I read that testing and verification are different but in what way? I read that somebody writes theory to prove that the hardware is "correct" but how is that done? I tried reading Wikipedia and googling about it but I either end up in too advanced research (HOL4 and theoretical proofs) or brands, standards or outdated deprecated hardware abstraction layer ("HAL") that seems to be not used in general anymore.

I have created a 4-bit ALU (with Quartus) that actually works if I load the FPGA with the ALU. I used the logical primitives and wrote tests for the ALU. Now I want to learn more and understand the difference between testing and verifying in general and how to prove that an actual hardware is working correctly.

I see that ML is used in projects using HOL theorem prover. Is that something within my reach of understanding and handling if I am intermediate programmer and engineer? I know mathematics and programming but I'm not good at physics.

My ALU worked and I could test it in Quartus but I don't know what "formal verification" is. Can I do it and if yes, how and what should I learn?

I tried the proof assistant Isabelle and writing trivial theorems with HOL that I could compile and get the expected output. I don't have much experience with ML but I think I could use it since I have experience writing C, assembly and machine code.
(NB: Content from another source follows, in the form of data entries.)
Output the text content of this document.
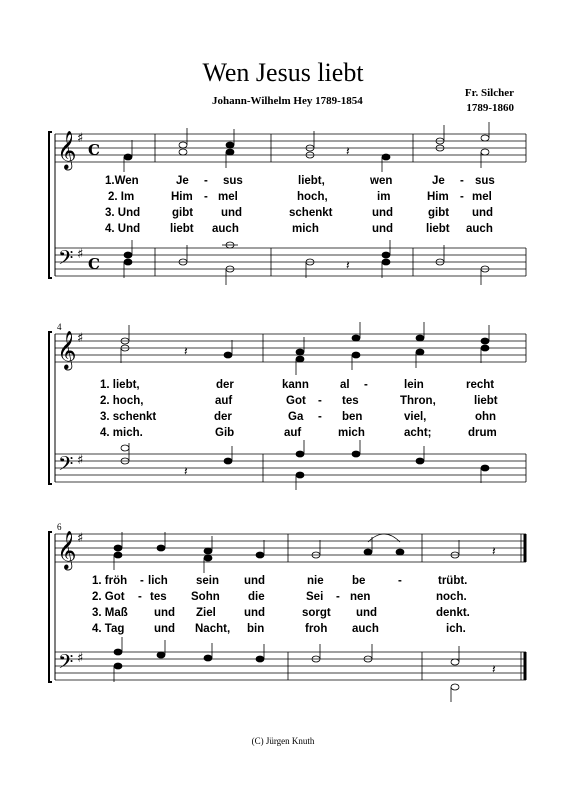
Wen Jesus liebt
Johann-Wilhelm Hey 1789-1854
Fr. Silcher
1789-1860
𝄞
𝄢
♯
♯
C
C
𝄽
𝄽
𝄞
𝄢
♯
♯
𝄽
𝄽
𝄞
𝄢
♯
♯
𝄽
𝄽
1.Wen	Je - sus	liebt,	wen	Je - sus
2. Im	Him - mel	hoch,	im	Him - mel
3. Und	gibt und	schenkt	und	gibt und
4. Und	liebt auch	mich	und	liebt auch
4
1. liebt,	der	kann	al -	lein	recht
2. hoch,	auf	Got - tes	Thron,	liebt
3. schenkt	der	Ga - ben	viel,	ohn
4. mich.	Gib	auf	mich	acht;	drum
6
1. fröh - lich sein und	nie be	-	trübt.
2. Got - tes Sohn die	Sei - nen	noch.
3. Maß und Ziel und	sorgt und	denkt.
4. Tag	und Nacht, bin	froh auch	ich.
(C) Jürgen Knuth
Can you help me find what to read or answer what I should learn and study?

Best Answer

Formal verification is state-point mapping done to ensure a schematic matches verilog or RTL model of the module. This means that for every set of inputs and states defined in the RTL model, the design is checked against the schematic to ensure that for those same inputs and states, the outputs are the same. It is a bit more cumbersome than other verification methods because it does not scale as well for large inputs and circuits, and it requires that internal state nodes also match (you could probably hack the verification config files or play with some internal settings to ignore internal state points but that is a lot more work).

Other types of verification could be symbolic (pushing through tokens representing boolean valuse or high-z states) or in some cases just testing with a large enough set of test vectors to ensure some %-age coverage for all possible cases.